Kommentar: Das IOC gibt im Fall der chinesischen Tennisspielerin Peng Shuai ein miserables Bild ab

Ein 30-Minuten-Telefonat reichte dem IOC, um zu behaupten, Peng gehe es gut.
Gerade mal 30 Minuten Videogespräch brauchte das Internationale Olympische Komitee (IOC), um sich davon zu überzeugen, dass es der chinesischen Tennisspielerin Peng Shuai „gut“ geht. Das ist erstaunlich vor dem Hintergrund, dass es in dem Fall der verschwundenen Star-Sportlerin sehr viele Ungereimtheiten gibt und die chinesische Staatsführung bekannt dafür ist, Äußerungen von chinesischen Staatsbürgern zu erpressen.
Peng hatte Anfang November in einem Post in dem Twitter-ähnlichen chinesischen sozialen Netzwerk Weibo gegenüber dem ehemaligen chinesischen Vizepremierminister und Vertrauten von Chinas Staats- und Parteichef Xi Jinping, Zhang Gaoli, schwere Vorwürfe erhoben: Zhang soll Peng sexuell missbraucht haben. Nur wenige Minuten nachdem die 35-Jährige den Beitrag veröffentlicht hatte, wurde er gelöscht. Seitdem hörte man nichts mehr von ihr. Bis zu diesem Wochenende.

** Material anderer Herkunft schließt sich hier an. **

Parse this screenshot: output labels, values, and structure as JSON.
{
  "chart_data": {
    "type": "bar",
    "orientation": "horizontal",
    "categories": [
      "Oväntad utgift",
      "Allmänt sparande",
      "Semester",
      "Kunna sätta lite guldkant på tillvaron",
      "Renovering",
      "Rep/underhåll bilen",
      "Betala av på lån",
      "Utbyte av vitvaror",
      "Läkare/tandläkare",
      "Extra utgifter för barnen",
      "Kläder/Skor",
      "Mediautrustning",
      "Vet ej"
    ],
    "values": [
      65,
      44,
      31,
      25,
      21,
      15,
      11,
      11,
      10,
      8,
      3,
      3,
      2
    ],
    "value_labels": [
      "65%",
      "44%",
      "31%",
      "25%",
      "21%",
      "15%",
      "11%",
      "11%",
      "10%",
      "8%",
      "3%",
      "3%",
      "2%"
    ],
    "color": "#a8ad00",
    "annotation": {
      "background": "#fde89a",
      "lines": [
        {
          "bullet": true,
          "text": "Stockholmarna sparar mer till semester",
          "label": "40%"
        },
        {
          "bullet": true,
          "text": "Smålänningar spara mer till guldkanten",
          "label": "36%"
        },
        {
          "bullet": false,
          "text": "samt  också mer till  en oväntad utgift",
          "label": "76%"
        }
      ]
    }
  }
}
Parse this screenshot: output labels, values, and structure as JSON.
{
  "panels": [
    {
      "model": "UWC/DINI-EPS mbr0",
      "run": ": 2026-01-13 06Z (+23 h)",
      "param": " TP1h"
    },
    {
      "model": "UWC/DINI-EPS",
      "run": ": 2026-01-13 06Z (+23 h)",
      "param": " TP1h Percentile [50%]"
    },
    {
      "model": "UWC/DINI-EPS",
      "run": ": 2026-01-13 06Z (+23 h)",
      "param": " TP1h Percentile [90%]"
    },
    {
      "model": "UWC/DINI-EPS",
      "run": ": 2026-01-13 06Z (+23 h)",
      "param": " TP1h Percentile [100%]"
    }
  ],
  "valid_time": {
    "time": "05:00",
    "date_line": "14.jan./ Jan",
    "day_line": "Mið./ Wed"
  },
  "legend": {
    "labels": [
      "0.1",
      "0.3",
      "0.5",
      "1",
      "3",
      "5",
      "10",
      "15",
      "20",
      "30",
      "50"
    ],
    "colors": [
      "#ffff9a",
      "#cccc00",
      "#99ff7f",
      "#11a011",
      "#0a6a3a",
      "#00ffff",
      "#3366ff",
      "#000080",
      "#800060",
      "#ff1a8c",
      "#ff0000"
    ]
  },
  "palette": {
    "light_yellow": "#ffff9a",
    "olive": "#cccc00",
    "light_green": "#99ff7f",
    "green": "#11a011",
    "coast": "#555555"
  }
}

Am Sonntagabend veröffentlichte das IOC einen knappen Beitrag darüber, dass IOC-Chef Thomas Bach und die Vorsitzende der Athletenkommission des IOC, Emma Terho, mit Peng ein 30-minütiges Videogespräch gehabt hätten. Zuvor hatten chinesische Staatsmedien mehrere angeblich aktuelle Videoaufnahmen von Peng verbreitet, die sie in guter Verfassung zeigen sollen. Peng gehe es gut, sie schien „entspannt“ zu sein, gab Terho nach dem Gespräch zu Protokoll.
Ein 30-Minuten-Telefonat reicht nicht
Dass sie und IOC-Chef Thomas Bach sich allein auf Basis eines 30-minütigen Gesprächs als Kronzeugen dafür hergeben, dass Peng Shuai in bester Verfassung sei, ist ein Skandal. Denn es geht im Fall Peng nicht allein darum, dass sie noch lebt. Es geht darum, wie sie behandelt wird, ob sie sich frei bewegen kann oder festgehalten wird, ob sie ein Verbot hat, offen über ihre Vorwürfe gegenüber Zhang zu sprechen – und ob sie ernst genommen werden und gegen den hochrangigen Politiker ermittelt wird.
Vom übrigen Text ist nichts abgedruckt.